Grafting as a management tool has been increasingly used in tomato production in the United States, often targeting the suppression of diseases caused by soilborne pathogens such as Fusarium sp. and root-knot nematodes [RKN (Meloidogyne sp.)], which are widespread in the subtropics (Frey et al., 2020; Guan et al., 2012; King et al., 2008). Tomato grafting has the potential to increase crop vigor, as measured by an increase in stem diameter, leaf area, and above- and below-ground biomass (Öztekin and Tüzel, 2017; Rahmatian et al., 2014). Tomato marketable and total yields, as well as average fruit weight, may increase compared with fruit from nongrafted plants (Barrett et al., 2012; Djidonou et al., 2013; Rahmatian et al., 2014; Rivard et al., 2012; Savvas et al., 2010). With appropriate rootstock selection, grafting may improve water- and nitrogen-use efficiency, enhance salinity tolerance, and reduce blossom end rot (BER), the most common preharvest tomato physiological disorder (Di Gioia et al., 2013; Djidonou et al., 2013; Fan et al., 2011; Krumbein and Schwarz, 2013). Although tomato grafting could potentially address many challenges faced by tomato growers in the subtropics, the high cost associated with the use of grafted plants demands production systems that maximize grafting benefits, such as by extending the harvest season and ameliorating detrimental microclimate effects.

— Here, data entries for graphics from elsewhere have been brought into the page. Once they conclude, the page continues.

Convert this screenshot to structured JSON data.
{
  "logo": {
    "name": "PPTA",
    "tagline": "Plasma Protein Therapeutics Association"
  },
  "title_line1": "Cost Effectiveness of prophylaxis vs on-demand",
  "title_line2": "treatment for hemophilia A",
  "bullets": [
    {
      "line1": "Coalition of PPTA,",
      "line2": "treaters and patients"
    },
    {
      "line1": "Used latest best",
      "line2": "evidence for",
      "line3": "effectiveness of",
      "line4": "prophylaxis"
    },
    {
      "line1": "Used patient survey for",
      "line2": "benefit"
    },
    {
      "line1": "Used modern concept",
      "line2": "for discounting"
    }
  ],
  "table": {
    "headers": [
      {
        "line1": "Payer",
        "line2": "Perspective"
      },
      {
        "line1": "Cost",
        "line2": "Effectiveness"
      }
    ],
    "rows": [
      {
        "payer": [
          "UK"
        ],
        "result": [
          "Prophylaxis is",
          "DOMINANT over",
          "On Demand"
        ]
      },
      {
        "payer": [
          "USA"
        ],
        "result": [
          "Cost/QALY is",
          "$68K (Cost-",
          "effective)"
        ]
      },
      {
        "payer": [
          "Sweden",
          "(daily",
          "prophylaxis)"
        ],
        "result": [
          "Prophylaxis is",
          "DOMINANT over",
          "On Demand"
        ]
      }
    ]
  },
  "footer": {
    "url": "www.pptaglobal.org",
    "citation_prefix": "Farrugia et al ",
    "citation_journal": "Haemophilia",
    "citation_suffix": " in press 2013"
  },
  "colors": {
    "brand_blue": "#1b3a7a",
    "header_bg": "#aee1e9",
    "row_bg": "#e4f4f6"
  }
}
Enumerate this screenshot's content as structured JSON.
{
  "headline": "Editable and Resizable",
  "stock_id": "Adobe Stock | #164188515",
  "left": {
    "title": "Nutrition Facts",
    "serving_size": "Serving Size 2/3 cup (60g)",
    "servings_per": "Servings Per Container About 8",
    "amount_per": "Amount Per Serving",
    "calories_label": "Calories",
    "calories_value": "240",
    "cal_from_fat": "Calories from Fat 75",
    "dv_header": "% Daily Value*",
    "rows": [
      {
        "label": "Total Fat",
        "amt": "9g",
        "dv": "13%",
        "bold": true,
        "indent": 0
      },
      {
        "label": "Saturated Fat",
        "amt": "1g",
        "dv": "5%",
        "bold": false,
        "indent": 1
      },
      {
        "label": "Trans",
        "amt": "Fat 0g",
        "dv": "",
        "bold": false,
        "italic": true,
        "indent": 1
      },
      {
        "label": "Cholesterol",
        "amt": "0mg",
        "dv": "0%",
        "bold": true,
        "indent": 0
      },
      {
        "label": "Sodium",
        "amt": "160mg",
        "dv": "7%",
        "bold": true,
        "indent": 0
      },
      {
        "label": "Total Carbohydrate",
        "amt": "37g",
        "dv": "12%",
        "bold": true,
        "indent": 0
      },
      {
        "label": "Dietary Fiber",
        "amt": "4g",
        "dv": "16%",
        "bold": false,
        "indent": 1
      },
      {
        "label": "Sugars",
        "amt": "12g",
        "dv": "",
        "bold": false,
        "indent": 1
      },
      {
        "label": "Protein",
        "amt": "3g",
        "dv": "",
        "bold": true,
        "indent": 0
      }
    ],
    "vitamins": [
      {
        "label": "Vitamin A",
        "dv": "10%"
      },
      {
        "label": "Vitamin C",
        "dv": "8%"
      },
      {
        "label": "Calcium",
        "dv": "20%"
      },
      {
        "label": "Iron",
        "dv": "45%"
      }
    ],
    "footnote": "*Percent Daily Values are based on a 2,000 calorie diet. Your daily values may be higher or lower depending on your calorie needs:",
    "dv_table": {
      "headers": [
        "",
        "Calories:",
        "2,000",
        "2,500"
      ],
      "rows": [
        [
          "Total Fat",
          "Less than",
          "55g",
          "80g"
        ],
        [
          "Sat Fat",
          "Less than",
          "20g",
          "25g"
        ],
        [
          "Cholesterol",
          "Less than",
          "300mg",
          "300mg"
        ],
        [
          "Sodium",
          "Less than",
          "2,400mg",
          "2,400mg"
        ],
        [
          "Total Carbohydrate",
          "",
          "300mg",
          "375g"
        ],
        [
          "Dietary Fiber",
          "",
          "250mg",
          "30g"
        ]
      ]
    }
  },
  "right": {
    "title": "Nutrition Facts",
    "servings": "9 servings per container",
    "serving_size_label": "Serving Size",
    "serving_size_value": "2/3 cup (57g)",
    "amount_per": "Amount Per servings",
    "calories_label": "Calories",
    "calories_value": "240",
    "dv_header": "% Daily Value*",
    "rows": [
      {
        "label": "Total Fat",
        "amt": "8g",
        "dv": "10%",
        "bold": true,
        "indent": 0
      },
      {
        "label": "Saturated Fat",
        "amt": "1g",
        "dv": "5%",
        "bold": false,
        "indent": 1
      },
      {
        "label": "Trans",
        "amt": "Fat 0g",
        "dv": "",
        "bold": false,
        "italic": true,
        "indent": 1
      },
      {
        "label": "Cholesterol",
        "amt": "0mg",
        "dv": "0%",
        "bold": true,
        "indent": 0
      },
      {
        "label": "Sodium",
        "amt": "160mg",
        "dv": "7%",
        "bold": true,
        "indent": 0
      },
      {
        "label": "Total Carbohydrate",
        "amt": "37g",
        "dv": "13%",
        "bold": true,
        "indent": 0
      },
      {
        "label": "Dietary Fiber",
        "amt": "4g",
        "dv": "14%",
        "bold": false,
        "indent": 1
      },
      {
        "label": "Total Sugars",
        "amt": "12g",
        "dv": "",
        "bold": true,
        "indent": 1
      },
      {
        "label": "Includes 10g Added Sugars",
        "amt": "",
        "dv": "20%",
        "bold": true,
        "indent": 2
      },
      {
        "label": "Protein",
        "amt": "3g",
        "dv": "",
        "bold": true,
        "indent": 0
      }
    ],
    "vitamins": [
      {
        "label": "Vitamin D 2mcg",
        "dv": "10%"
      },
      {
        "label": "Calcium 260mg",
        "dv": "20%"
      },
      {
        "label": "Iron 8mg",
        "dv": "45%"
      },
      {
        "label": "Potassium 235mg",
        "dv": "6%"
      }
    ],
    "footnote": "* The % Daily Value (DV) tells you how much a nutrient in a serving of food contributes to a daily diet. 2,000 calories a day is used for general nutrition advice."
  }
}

This study was therefore designed to compare grafted and nongrafted organic tomato production in side-by-side open-field and high-tunnel systems. The objectives of this study were to determine high tunnel and grafting effects on plant growth characteristics and yield performance, including total and marketable yield components, and the characteristics that lead to unmarketability.